ProcMount/ProcMountType Option


Currently the way docker and most other container runtimes work is by masking and setting as read-only certain paths in /proc. This is to prevent data from being exposed into a container that should not be. However, there are certain use-cases where it is necessary to turn this off.


For end-users who would like to run unprivileged containers using user namespaces nested inside CRI containers, we need an option to have a ProcMount. That is, we need an option to designate explicitly turn off masking and setting read-only of paths so that we can mount /proc in the nested container as an unprivileged user.

Please see the following filed issues for more information: - opencontainers/runc#1658 - moby/moby#36597 - moby/moby#36644

Please also see the use case for building images securely in kubernetes.

Unmasking the paths in /proc option really only makes sense for when a user is nesting unprivileged containers with user namespaces as it will allow more information than is necessary to the program running in the container spawned by kubernetes.

The main use case for this option is to run genuinetools/img inside a kubernetes container. That program then launches sub-containers that take advantage of user namespaces and re-mask /proc and set /proc as read-only. So therefore there is no concern with having an unmasked proc open in the top level container.

It should be noted that this is different that the host /proc. It is still a newly mounted /proc just the container runtimes will not mask the paths.

Since the only use case for this option is to run unprivileged nested containers, this option should only be allowed or used if the user in the container is not root. This can be easily enforced with MustRunAs. Since the user inside is still unprivileged, doing things to /proc would be off limits regardless, since linux user support already prevents this.

Existing SecurityContext objects

Kubernetes defines SecurityContext for Container and PodSecurityContext for PodSpec. SecurityContext objects define the related security options for Kubernetes containers, e.g. selinux options.

To support “ProcMount” options in Kubernetes, it is proposed to make the following changes:

Changes of SecurityContext objects

Add a new string type field named ProcMountType will hold the viable options for procMount to the SecurityContext definition.

By default,procMount is default, aka the same behavior as today and the paths are masked.

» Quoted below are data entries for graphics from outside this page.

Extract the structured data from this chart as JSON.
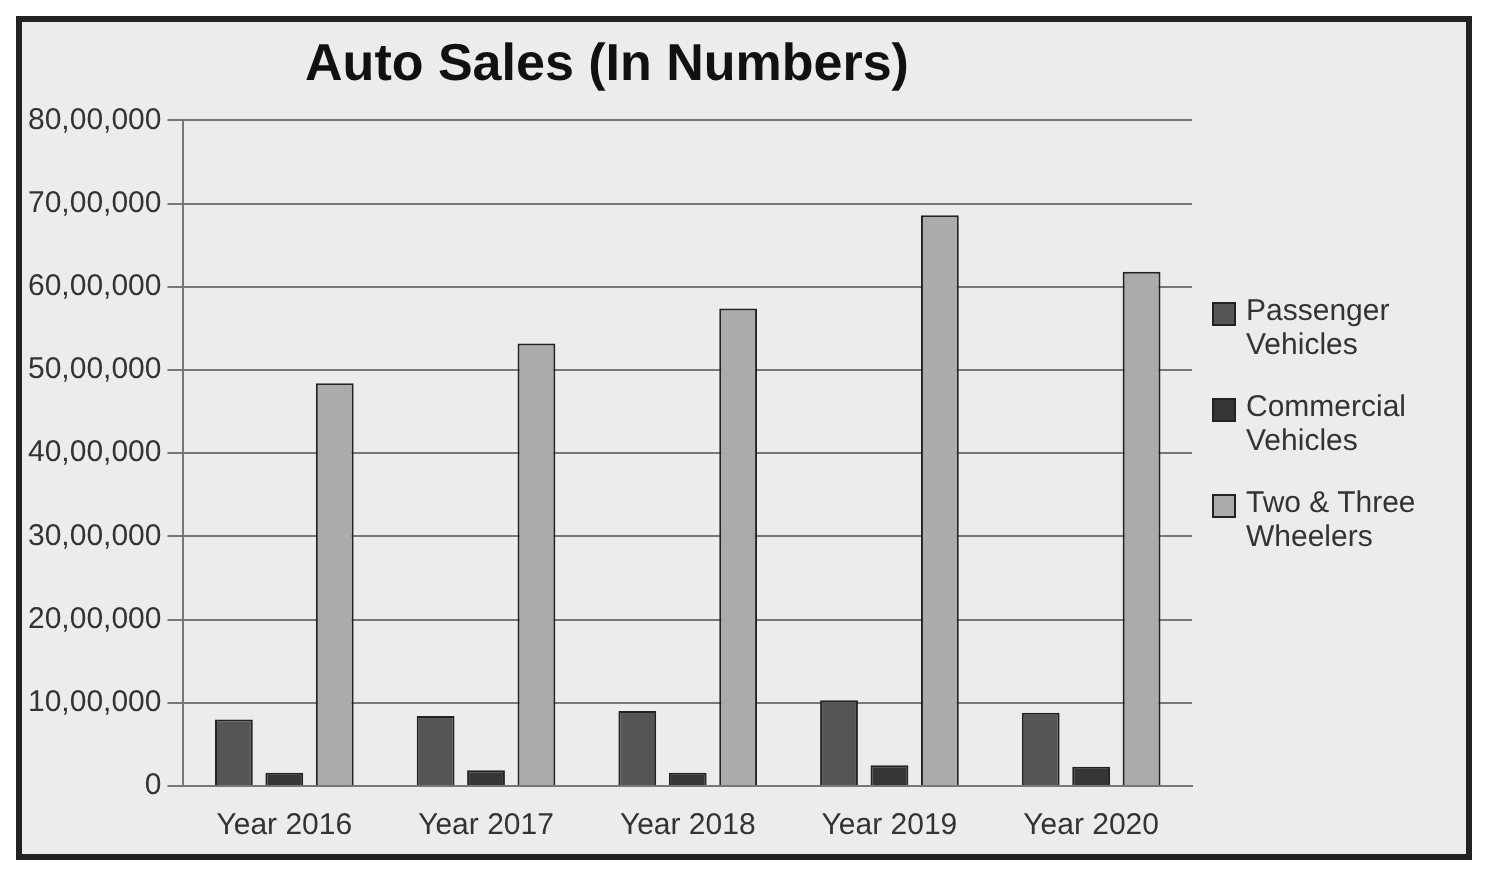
{
  "chart_data": {
    "type": "bar",
    "title": "Auto Sales (In Numbers)",
    "categories": [
      "Year 2016",
      "Year 2017",
      "Year 2018",
      "Year 2019",
      "Year 2020"
    ],
    "series": [
      {
        "name": "Passenger Vehicles",
        "color": "#555555",
        "values": [
          800000,
          840000,
          900000,
          1030000,
          880000
        ]
      },
      {
        "name": "Commercial Vehicles",
        "color": "#363636",
        "values": [
          160000,
          190000,
          160000,
          250000,
          230000
        ]
      },
      {
        "name": "Two & Three Wheelers",
        "color": "#ababab",
        "values": [
          4840000,
          5320000,
          5740000,
          6860000,
          6180000
        ]
      }
    ],
    "ylim": [
      0,
      8000000
    ],
    "yticks": [
      {
        "value": 0,
        "label": "0"
      },
      {
        "value": 1000000,
        "label": "10,00,000"
      },
      {
        "value": 2000000,
        "label": "20,00,000"
      },
      {
        "value": 3000000,
        "label": "30,00,000"
      },
      {
        "value": 4000000,
        "label": "40,00,000"
      },
      {
        "value": 5000000,
        "label": "50,00,000"
      },
      {
        "value": 6000000,
        "label": "60,00,000"
      },
      {
        "value": 7000000,
        "label": "70,00,000"
      },
      {
        "value": 8000000,
        "label": "80,00,000"
      }
    ],
    "grid": "y",
    "legend": "right"
  }
}
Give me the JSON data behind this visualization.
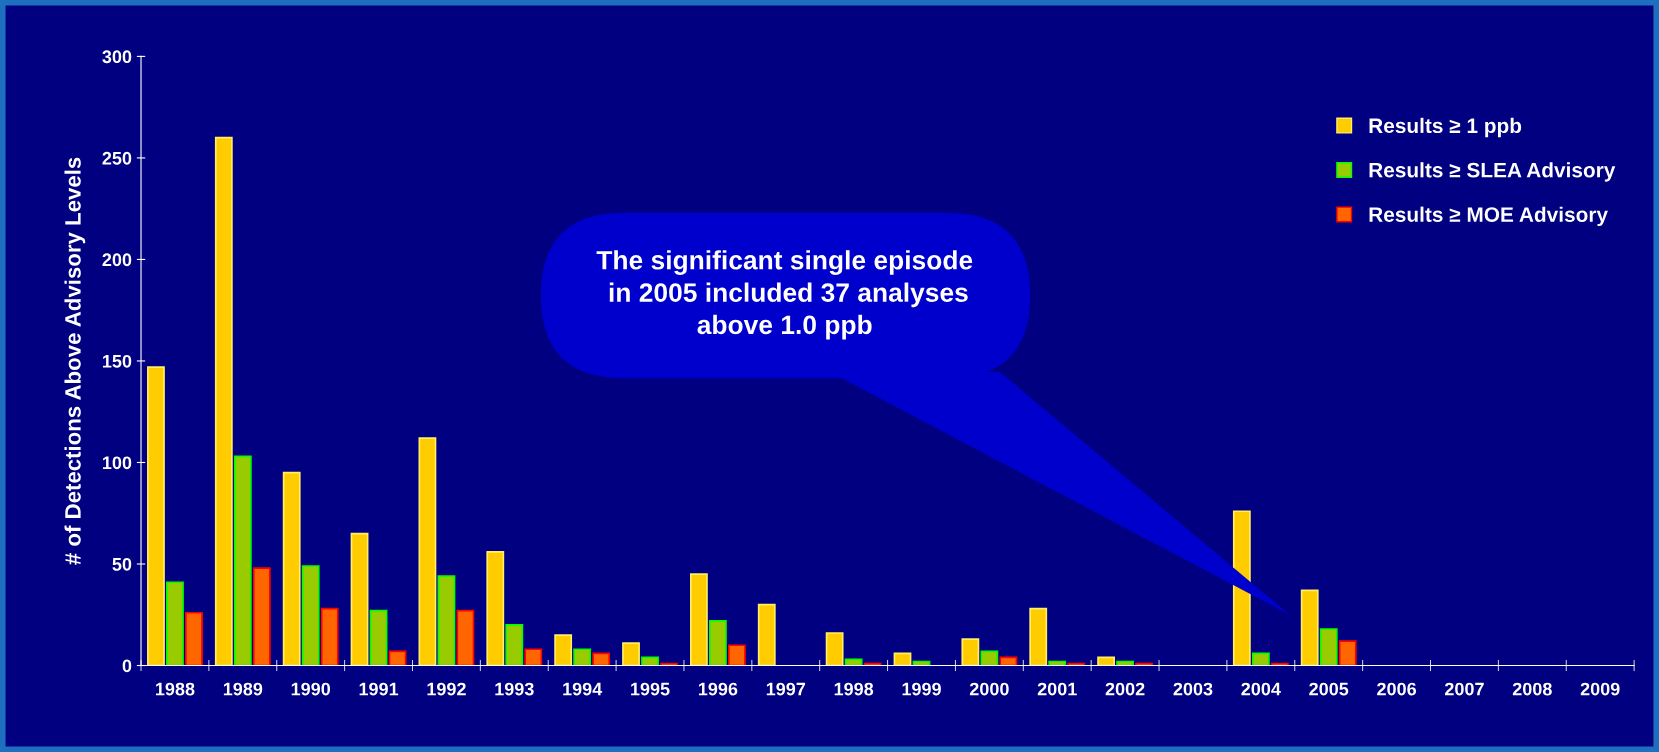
{
  "chart_data": {
    "type": "bar",
    "ylabel": "# of Detections Above Advisory Levels",
    "categories": [
      "1988",
      "1989",
      "1990",
      "1991",
      "1992",
      "1993",
      "1994",
      "1995",
      "1996",
      "1997",
      "1998",
      "1999",
      "2000",
      "2001",
      "2002",
      "2003",
      "2004",
      "2005",
      "2006",
      "2007",
      "2008",
      "2009"
    ],
    "series": [
      {
        "name": "Results ≥ 1 ppb",
        "color": "#ffcc00",
        "values": [
          147,
          260,
          95,
          65,
          112,
          56,
          15,
          11,
          45,
          30,
          16,
          6,
          13,
          28,
          4,
          null,
          76,
          37,
          null,
          null,
          null,
          null
        ]
      },
      {
        "name": "Results ≥ SLEA Advisory",
        "color": "#99cc00",
        "values": [
          41,
          103,
          49,
          27,
          44,
          20,
          8,
          4,
          22,
          null,
          3,
          2,
          7,
          2,
          2,
          null,
          6,
          18,
          null,
          null,
          null,
          null
        ]
      },
      {
        "name": "Results ≥ MOE Advisory",
        "color": "#ff6600",
        "values": [
          26,
          48,
          28,
          7,
          27,
          8,
          6,
          1,
          10,
          null,
          1,
          null,
          4,
          1,
          1,
          null,
          1,
          12,
          null,
          null,
          null,
          null
        ]
      }
    ],
    "ylim": [
      0,
      300
    ],
    "yticks": [
      0,
      50,
      100,
      150,
      200,
      250,
      300
    ],
    "grid": false,
    "legend": "top right",
    "annotations": [
      "The significant single episode\n in 2005 included 37 analyses\nabove 1.0 ppb"
    ]
  }
}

This will look like the following in the spec:

type ProcMountType string

const (
    // DefaultProcMount uses the container runtime default ProcType.  Most 
    // container runtimes mask certain paths in /proc to avoid accidental security
    // exposure of special devices or information.
    DefaultProcMount ProcMountType = "Default"

    // UnmaskedProcMount bypasses the default masking behavior of the container
    // runtime and ensures the newly created /proc the container stays in tact with
    // no modifications.  
    UnmaskedProcMount ProcMountType = "Unmasked"

procMount *ProcMountType

This requires changes to the CRI runtime integrations so that kubelet will add the specific unmasked or whatever_it_is_named option.

Pod Security Policy changes

A new []ProcMountType{} field named allowedProcMounts will be added to the Pod Security Policy as well to gate the allowed ProcMountTypes a user is allowed to set. This field will default to []ProcMountType{ DefaultProcMount }.